20 yaş dişleri hangi durumlarda çekilmelidir?
-
20 yaş dişleri çene kemiğinde yeterli yer bulamadıklarında ağız içerisinde çeşitli sorunlara sebep olurlar. Tam olarak gömülü (hem diş eti hem de çene kemiği içinde gömülü) kalabildikleri gibi, sadece diş eti altında yarı gömülü olarak da bulunabilirler.
-
Tam gömülü 20 yaş dişleri komşu dişe zarar verecek bir pozisyonda değil ise ve hastada bir şikâyete sebep olmuyorsa yıllık takibi röntgen yardımıyla yapılmak suretiyle ağızda bırakılabilir.
-
Yarı gömülü olma durumunda diş etinde enfeksiyonlara ve ağız kokusuna sebep olurlar. Bu enfeksiyonlar sık tekrar ediyorsa ve dişin ağız içine sürmesi mümkün değilse 20 yaş dişi çekilmelidir.
-
Çapraz konumda duran bir 20 yaş dişi ağız içine sağlıklı süremeyeceği gibi önündeki dişe de zarar verebilir. Eğer diş sürmeye çalışırken komşu dişe zarar veriyorsa çekimi düşünülmelidir.
-
20 yaş dişleri en arkada yer aldıklarından temizlenmesi ve bakımı zordur. Bu sebeple erken çürüyebilir ve ağrıya sebep olabilir. Bu durum 20 yaş dişinin çekimini gerektirebilir.
-
Gömülü 20 yaş dişleri etrafında kist oluşturabilir. Bu durumda da dişin çekilmesi ve kistin alınması gerekir.
20 yaş diş çekimi sonrası ağrı olur mu?
İyi yapılan bir cerrahi çekim sonrasında hekiminizin tavsiyelerine de dikkat ederseniz fazla ağrı oluşmaz. Oluşan ağrı basit ağrı kesicilerle kontrol altına alınabilir.
20 yaş diş çekimi sonrası yüzüm şişer mi?
Bu durum çekimin zorluk derecesine ve kişinin yapısına göre değişkenlik gösterebilir. Şişlik oluşmaması için yanak bölgesine 24 saat buz uygulamanız faydalı olacaktır.
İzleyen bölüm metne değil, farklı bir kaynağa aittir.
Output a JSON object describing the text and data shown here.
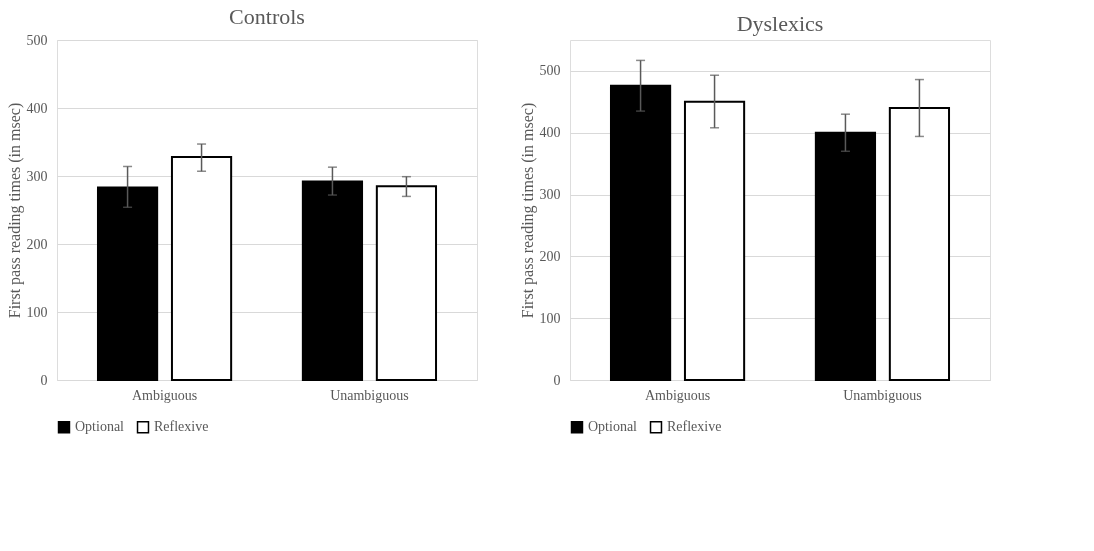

Operasyon sonrası nelere dikkat etmeliyim?
Çekim sonrası ilk 24 saat tükürme, gargara yapma, diş fırçalama yapılmamalıdır. Yüzünüze 24 saat boyunca buz kompres uygulamanız faydalıdır. (Buz kompresi bir beze sarıp 10 dakikada bir 5 dakika dinlendirerek gün boyu uygulamalıyız.) Çekim sonrası sıcak besinler ve sert gıdalardan 2 gün boyunca kaçınmak gerekir. Doktorunuz önerdiyse ağrı kesici ilaçlar ve antibiyotik düzenli olarak kullanılmalıdır. İyileşme sürecini bozacağından ilk 48 saat sigara içilmemelidir.
Gömülü Dişler
Sıklıkla 20 yaş dişleri gömülü kalırken bazen köpek dişleri, kesici dişler ve küçük azı dişleri de çeşitli sebeplerle gömülü kalabilir. Gömülü dişlerin ortodontik tedaviler yardımı ile ağız içine sağlıklı şekilde sürmesi sağlanabilir. Bazı durumlarda ise gömülü dişlerin cerrahi olarak alınması gerekebilir ve bazen de hiçbir soruna sebep olmayan bir gömülü diş var ise düzenli takibini yapmak kaydıyla yerinde bırakılabilir.
Çene Kistleri
Çene kistlerinin büyük çoğunluğunu odontojonik (diş kaynaklı) kistler oluşturur. Ağrı veya şişliğe sebep olarak hasta tarafından fark edilebilir veya hiçbir rahatsızlığa sebep olmadan hekim tarafından kontrol amaçlı çekilen radyografilerde tesadüfen görülebilirler. Diş kaynaklı kistler genellikle iyi huylu ve yavaş büyüyen oluşumlardır. Fark edildiği zaman alınması gereklidir. Zamanında alınmadığı takdirde büyük boyutlara ulaşıp çene kemiğinin zayıflamasına sebep verebilirler.